I have one daughter who is notorious for not being able to make up her mind. I guess the El Camino was for those middle-child personalities.

We oldest children want to say, “Just make up your mind!!”

I started reflecting on the current state of inefficient Christianity in relation to the El Camino. For so many years, Christianity was the default setting of religion in the U.S.  For many of us, it was a source of pride and comfort. But it also bred an incredible amount of hypocrisy. Preachers had to spend such an inordinate amount of time preaching against El Camino Christianity that they forgot what Jesus was ever for in the first place.

And it bred a culture of legalism, as we had to decide what it meant to actually look like a Christian, since supposedly everyone was one.

I think Miranda Lambert summed up El Camino Christianity in her last album:

It’s the same old you/When you get to drinking
The same old you/When you’re on the town
The same old you/In church on Sunday
Getting high when the sun goes down

“You can’t really decide if you’re a truck or a car. One thing during the week, and another on Sunday, but ultimately you are just the same old you.”

Jesus agrees. “These people honor me with their lips, but their hearts are far from me.”  Matthew 15:8

Just the same old you.

Honestly, my lips are usually in a better place than my heart, too. Please don’t read this as a call to stop being “worldly” and be a better Christian. If I’m being really honest, I can’t say that I’m a “good enough Christian” to tell you to go be a better one. Yes, be more like Jesus! That is the goal because that’s totally the best way to live.

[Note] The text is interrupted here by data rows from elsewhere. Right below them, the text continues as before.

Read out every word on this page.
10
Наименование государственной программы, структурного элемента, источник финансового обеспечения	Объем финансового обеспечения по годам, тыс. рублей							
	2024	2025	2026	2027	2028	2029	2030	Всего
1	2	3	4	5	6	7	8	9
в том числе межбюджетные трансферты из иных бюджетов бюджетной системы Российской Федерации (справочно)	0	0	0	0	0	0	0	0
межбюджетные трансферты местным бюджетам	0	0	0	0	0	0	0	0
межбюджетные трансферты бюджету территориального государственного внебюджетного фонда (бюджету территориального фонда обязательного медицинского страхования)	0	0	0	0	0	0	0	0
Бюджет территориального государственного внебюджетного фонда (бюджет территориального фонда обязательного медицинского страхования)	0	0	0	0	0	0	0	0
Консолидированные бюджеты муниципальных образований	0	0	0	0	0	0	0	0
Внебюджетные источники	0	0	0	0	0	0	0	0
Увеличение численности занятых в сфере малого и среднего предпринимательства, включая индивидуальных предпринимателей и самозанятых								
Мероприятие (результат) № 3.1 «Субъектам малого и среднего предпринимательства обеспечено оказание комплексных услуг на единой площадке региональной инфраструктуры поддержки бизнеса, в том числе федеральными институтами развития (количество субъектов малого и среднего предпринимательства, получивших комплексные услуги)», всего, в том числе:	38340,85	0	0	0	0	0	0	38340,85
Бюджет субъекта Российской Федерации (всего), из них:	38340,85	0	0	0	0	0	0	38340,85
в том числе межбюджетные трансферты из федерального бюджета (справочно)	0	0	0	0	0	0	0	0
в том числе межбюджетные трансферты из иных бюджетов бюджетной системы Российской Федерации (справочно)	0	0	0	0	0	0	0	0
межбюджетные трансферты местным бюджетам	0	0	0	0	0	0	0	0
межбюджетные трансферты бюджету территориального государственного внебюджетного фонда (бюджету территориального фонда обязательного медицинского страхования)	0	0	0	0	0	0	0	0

But what I’m saying is please don’t say you are one thing and act like another. Don’t honor Jesus with your lips if your heart isn’t there.

This is why I think it is so important to have relationships with the people you are trying to share Jesus with. If they know you, they will know your heart.

If they know that you really want to be a car, and your heart is a car, and sometimes you strap stuff to the top and go off road like a truck, but you really want to be a car – they are going to be attracted to the authentic nature of your journey with Jesus.

If they only see you profess to be a car and live like a truck – everyone loses.

I guess that’s why I don’t have a fish on my car. No offense if you do. I just don’t. It’s ironic that this symbol became so prevalent. Ironic because the early believers used the fish symbol as a way of quietly and secretly identifying other believers. In the early days of Christianity, legend tells us that a person would draw the underside of the fish symbol. If the person they met was a believer, they would draw the upper side and complete it. The symbol of the fish was common enough that it didn’t draw attention to them either. The whole idea was not to proudly wear their faith on their sleeves – it was just a way of quietly saying, “We’re in this together.”

Honestly, I’m not against someone else’s fish on their car.  I’m really not. It could be the same thing for you. Maybe it’s encouraging to you to see one on another car. I get it. I just don’t want to put one on my car and accidentally cut someone off in traffic and have them think, “It’s the same old you.”

To me, hypocrisy is the greatest hindrance to the mission of God. I’m hoping this kind of Christianity goes the way of the car-truck.  How great would it be for one of my grandkids to someday meet an El Camino Christian and ask me, “Grandpa, what is that?”